Empty 25

2.1K 382 59
                                    

Selamat membaca teman-teman...

     Kesungguhan Bintang untuk menjauhiku benar-benar kurasakan.
Beberapa kali secara tak sengaja kami bertemu di rumah sakit, dia selalu memalingkan muka dan memilih jalan lain agar kami tak berpapasan.

Suatu hari aku iseng membuka blokiran nomor Bintang.

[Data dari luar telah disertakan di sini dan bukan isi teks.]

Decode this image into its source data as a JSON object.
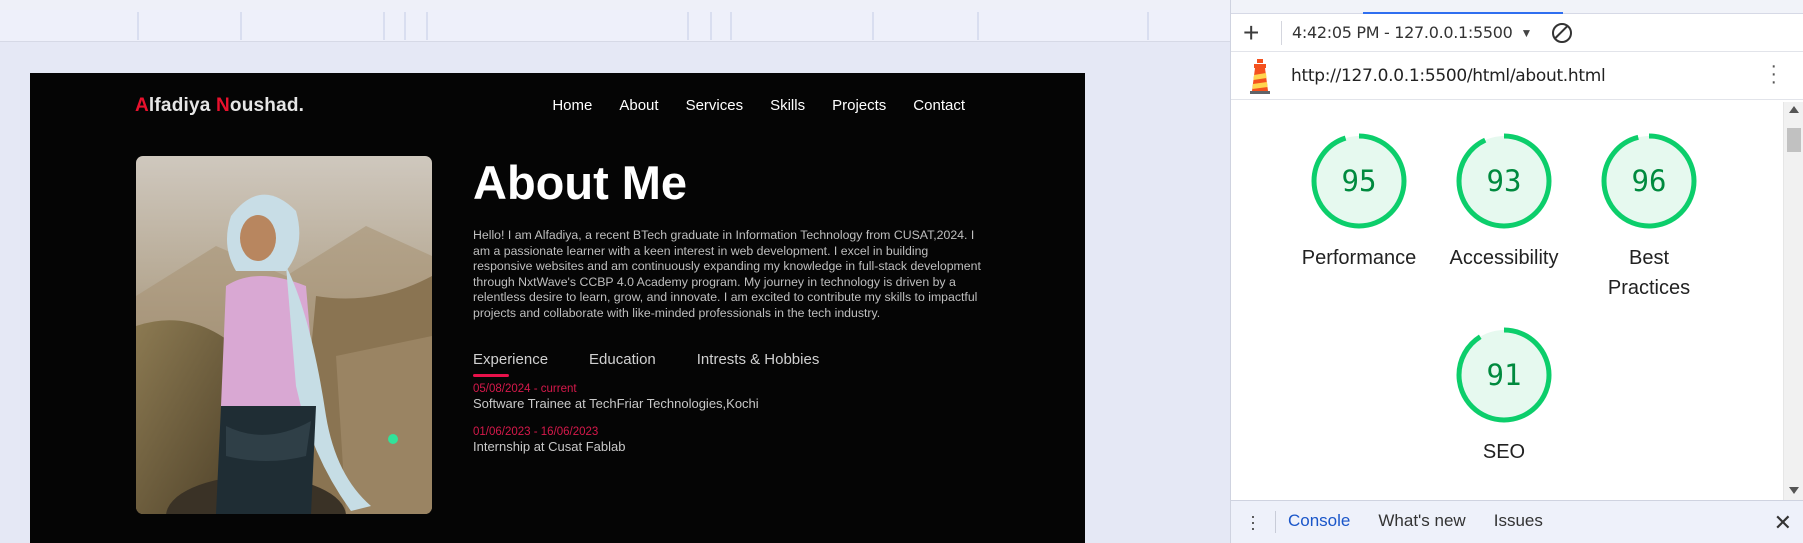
{
  "site": {
    "logo": {
      "first_initial": "A",
      "first_rest": "lfadiya ",
      "last_initial": "N",
      "last_rest": "oushad."
    },
    "nav": [
      "Home",
      "About",
      "Services",
      "Skills",
      "Projects",
      "Contact"
    ],
    "heading": "About Me",
    "bio": "Hello! I am Alfadiya, a recent BTech graduate in Information Technology from CUSAT,2024. I am a passionate learner with a keen interest in web development. I excel in building responsive websites and am continuously expanding my knowledge in full-stack development through NxtWave's CCBP 4.0 Academy program. My journey in technology is driven by a relentless desire to learn, grow, and innovate. I am excited to contribute my skills to impactful projects and collaborate with like-minded professionals in the tech industry.",
    "tabs": [
      "Experience",
      "Education",
      "Intrests & Hobbies"
    ],
    "active_tab": "Experience",
    "experience": [
      {
        "date": "05/08/2024 - current",
        "desc": "Software Trainee at TechFriar Technologies,Kochi"
      },
      {
        "date": "01/06/2023 - 16/06/2023",
        "desc": "Internship at Cusat Fablab"
      }
    ],
    "accent_color": "#e8112d"
  },
  "devtools": {
    "toolbar": {
      "add_icon": "plus-icon",
      "timestamp": "4:42:05 PM - 127.0.0.1:5500",
      "dropdown_icon": "caret-down-icon",
      "clear_icon": "block-icon"
    },
    "report_url": "http://127.0.0.1:5500/html/about.html",
    "scores": [
      {
        "label": "Performance",
        "score": "95"
      },
      {
        "label": "Accessibility",
        "score": "93"
      },
      {
        "label": "Best Practices",
        "score": "96"
      },
      {
        "label": "SEO",
        "score": "91"
      }
    ],
    "score_color": "#0cce6b",
    "drawer": {
      "tabs": [
        "Console",
        "What's new",
        "Issues"
      ],
      "active": "Console"
    }
  }
}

Kupikir dia masih akan tetap mengirimiku pesan seperti biasa.
Tapi nyatanya, tak satu pesanpun kuterima.

Yang paling terasa adalah seminggu yang lalu, saat itu aku baru memasuki kedai seperti biasa.

Awalnya, dari kejauhan aku melihat Bintang, Juni, dan Lucky sedang ngobrol di salah satu meja pengunjung. Tapi ketika aku dan Gavin menghampiri mereka, Bintang langsung pamit pulang.

Aku tak suka keadaan ini, tapi aku juga tak bisa berbuat banyak.

Kurasa, saling menjauh adalah jalan terbaik.

"Ditanyain malah bengong, nih, anak!"

Seruan Juni seraya menyentikan jarinya di depanku membuatku terjengit kaget.

"Apa?" tanyaku tak mengerti.

"Festival musik amal, Cempaka Gendis Pertiwi, Astagfirullah!" Seru Juni gemas. Tanpa sadar aku terkekeh lihat Juni yang mengelus dadanya.

"Gini orang yang mau nikah kebanyakan pikiran. Otak di kamar badan di jalanan,"
Aku berdecak sambil memukul bahu Juni.

"Nggak usah ikut lah, Dis. Lagian acara ini dua minggu dari hari pernikahanmu" ucap Lucky melarangku untuk ikut festival tahunan itu.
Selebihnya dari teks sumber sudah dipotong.